Si l’histoire de l’Iran devait tenir en un livre, mouvementé et agité par des révolutions, cela donnerait Désorientale, de la scénariste franco-belge-iranienne Négar Djavadi. Étourdissante, désordonnée, rocambolesque et sympathique, elle campe une dynastie de portraits vivants, heurtés entre eux et bousculés par les événements politiques du XXe siècle iranien. Elle semble avoir tout mis dans son livre. On commence à Paris, dans la salle d’attente d’un hôpital en vue d’une fertilisation ovarienne. La volonté d’être inscrite dans le lieu est forte, tandis que la conscience de soi demeure : « Je suis la petite-fille d’une femme née au harem. » La mémoire entre alors dans le vacarme des souvenirs.
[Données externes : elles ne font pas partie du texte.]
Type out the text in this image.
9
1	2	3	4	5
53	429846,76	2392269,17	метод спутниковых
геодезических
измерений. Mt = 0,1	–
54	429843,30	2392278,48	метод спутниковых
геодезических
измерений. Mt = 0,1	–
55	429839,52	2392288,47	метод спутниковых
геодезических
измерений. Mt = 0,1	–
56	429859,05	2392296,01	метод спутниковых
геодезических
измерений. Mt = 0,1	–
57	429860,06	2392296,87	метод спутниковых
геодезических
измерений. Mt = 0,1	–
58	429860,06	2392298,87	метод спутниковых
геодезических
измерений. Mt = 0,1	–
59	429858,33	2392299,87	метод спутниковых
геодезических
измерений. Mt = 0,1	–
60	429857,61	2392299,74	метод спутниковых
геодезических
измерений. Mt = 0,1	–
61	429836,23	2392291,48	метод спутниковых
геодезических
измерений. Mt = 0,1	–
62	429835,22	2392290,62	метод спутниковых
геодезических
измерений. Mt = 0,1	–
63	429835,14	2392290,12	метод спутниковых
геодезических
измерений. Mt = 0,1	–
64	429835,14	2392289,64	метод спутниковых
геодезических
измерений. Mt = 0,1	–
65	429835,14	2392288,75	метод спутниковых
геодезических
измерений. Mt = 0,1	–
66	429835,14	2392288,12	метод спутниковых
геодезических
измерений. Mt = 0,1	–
Et tout ce pays perdu ressuscite au gré d’assassinats et de sauve-qui-peut, suspendu en un « présent infini ». Ce passé cogne à la terre promise. Désarroi, audace, considérations conflictuelles et polémiques, révolte, homosexualité, reproduction assistée, bref une adaptation remarquable dessine le trajet d’un fil invisible qui relie les péripéties picaresques de cette grande initiation.